The Eastern Echo sat down to have a chat with Professor David Calonne who teaches in the English Department at EMU and has recently had some of his works published. The discussion began with the question of how Calonne got his inspiration to write his book The Spiritual Imagination of the Beats.
“I was born in Los Angeles, California, and I feel maybe unconsciously I have been pursuing this perhaps back to my childhood. My first book was about William Saroyan who was an Armenian. I’m half Armenian, my mother was Armenian and my father French. Saroyan grew up in a place in California called Fresno, so I was very familiar with that area. His stories talk about the under-class of America, the people who were oppressed. He does it in a very encouraging way and life affirming, sometimes people would say sentimental. I was touched by his stories,” said Calonne.
“Any way long story short, I wrote my dissertation and it was published and then I went on to read the writers of the 40s and 50s, Kerouac, William Burroughs, and they were called the Beat writers and I discovered that Kerouac had been influenced by Saroyan,” said Calonne.
From then on Professor Calonne became more and more invested in his studies of the Beat writers. He began to become interested in his findings that the Beat writers were very in tune with knowledge of Buddhism, Hinduism, Gnosticism and more. He found it fascinating and decided to dedicate a Literature course at Eastern about the Beat writers and to write a book about them. The book was released this past September and is available for purchase on Amazon.
The book includes 11 Beats writers plus two writers who influenced the Beats writers. “They were interested in Buddhism, Tarot cards, and Native American themes and the spirituality of the Native Americans” said Professor Calonne. “I tried to develop these themes of the Beat writers which were: preserving the environment, their spiritual interests, they were pacifists, and in the book I sort of link these interests and how they discussed these things with one another,” said Calonne.
Professor Calonne also had a book released in September focused on about 50 years-worth of interviews of Gary Snyder, one of the Beat writers, which is titled Conversations with Gary Snyder.
"For me, [Snyder] represents a positive side of the Beats and he’s a very disciplined man, he lived in a Zen monastery for years, he was a mountain climber and an American outdoorsman, a very well-rounded man. I admire that about him,” said Calonne.
The professor’s most recent collection of interviews will be coming out in May, titled The Mathematics of the Breath and the Way: On Writers and Writing. It is a collection of interviews, stories and essays of Charles Bukowski. Also Calonne has been recently informed that his book on another of the Beat writers, Diane Di Prima, will be published by Bloomsbury -- the same company that publishes Harry Potter.

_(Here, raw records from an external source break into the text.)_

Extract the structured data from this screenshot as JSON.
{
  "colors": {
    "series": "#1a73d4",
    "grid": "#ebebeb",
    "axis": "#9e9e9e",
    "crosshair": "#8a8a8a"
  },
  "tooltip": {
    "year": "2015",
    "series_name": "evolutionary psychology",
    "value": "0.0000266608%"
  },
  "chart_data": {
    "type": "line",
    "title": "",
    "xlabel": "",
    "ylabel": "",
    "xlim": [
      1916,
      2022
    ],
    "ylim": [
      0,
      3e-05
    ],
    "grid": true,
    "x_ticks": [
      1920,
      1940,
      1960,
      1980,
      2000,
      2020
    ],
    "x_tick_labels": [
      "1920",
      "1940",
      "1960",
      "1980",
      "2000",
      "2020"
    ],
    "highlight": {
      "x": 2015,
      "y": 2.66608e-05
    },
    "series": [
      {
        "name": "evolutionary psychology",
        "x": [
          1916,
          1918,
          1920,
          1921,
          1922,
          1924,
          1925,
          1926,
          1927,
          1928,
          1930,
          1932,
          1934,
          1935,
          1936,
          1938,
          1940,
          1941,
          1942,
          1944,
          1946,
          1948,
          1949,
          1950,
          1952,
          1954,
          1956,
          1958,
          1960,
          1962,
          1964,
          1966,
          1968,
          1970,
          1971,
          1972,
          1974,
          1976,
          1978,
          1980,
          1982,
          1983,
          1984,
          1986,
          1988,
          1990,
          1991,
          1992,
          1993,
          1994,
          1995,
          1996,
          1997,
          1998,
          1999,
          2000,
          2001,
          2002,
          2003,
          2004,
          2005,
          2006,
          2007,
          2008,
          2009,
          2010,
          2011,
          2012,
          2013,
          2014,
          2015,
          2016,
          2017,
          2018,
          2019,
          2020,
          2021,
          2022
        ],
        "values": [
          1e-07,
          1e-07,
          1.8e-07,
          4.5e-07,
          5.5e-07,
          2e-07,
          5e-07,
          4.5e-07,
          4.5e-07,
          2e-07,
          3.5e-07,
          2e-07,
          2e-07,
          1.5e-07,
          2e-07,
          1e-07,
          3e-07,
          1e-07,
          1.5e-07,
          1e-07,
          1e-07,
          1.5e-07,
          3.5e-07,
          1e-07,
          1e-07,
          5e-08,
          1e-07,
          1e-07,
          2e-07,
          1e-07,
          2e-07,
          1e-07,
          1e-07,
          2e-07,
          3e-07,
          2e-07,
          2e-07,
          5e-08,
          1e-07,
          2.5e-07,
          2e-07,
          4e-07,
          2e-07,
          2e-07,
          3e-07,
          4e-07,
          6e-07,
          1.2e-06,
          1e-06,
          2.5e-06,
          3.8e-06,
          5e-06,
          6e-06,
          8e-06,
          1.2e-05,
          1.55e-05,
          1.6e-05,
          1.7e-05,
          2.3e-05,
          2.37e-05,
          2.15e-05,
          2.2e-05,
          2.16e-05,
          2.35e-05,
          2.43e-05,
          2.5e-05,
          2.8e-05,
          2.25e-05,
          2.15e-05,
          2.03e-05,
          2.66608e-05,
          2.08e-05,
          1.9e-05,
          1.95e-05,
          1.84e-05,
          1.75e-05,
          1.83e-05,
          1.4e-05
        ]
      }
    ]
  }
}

“She is very interesting because she was very smart, I think, genius level. She lived in New York City and wanted to be a writer and a poet, then met Ezra Pound who influenced her. Then she got very involved in all these spiritual/esoteric things, Hinduism and Kabbahla. She translated ancient Latin and was interested in the occult. She was interested in doing séances and magic. I didn’t know much about any of this but I had to explore it, but she took it very seriously,” said Calonne.
Be looking out for Professor Calonne’s latest book on Diane Di Prima, soon to be released within the next year or so, and take a look on Amazon for his three titles mentioned previously: The Spiritual Imagination of the Beats, Conversations with Gary Snyder, and The Mathematics of the Breath and the Way: On Writers and Writing.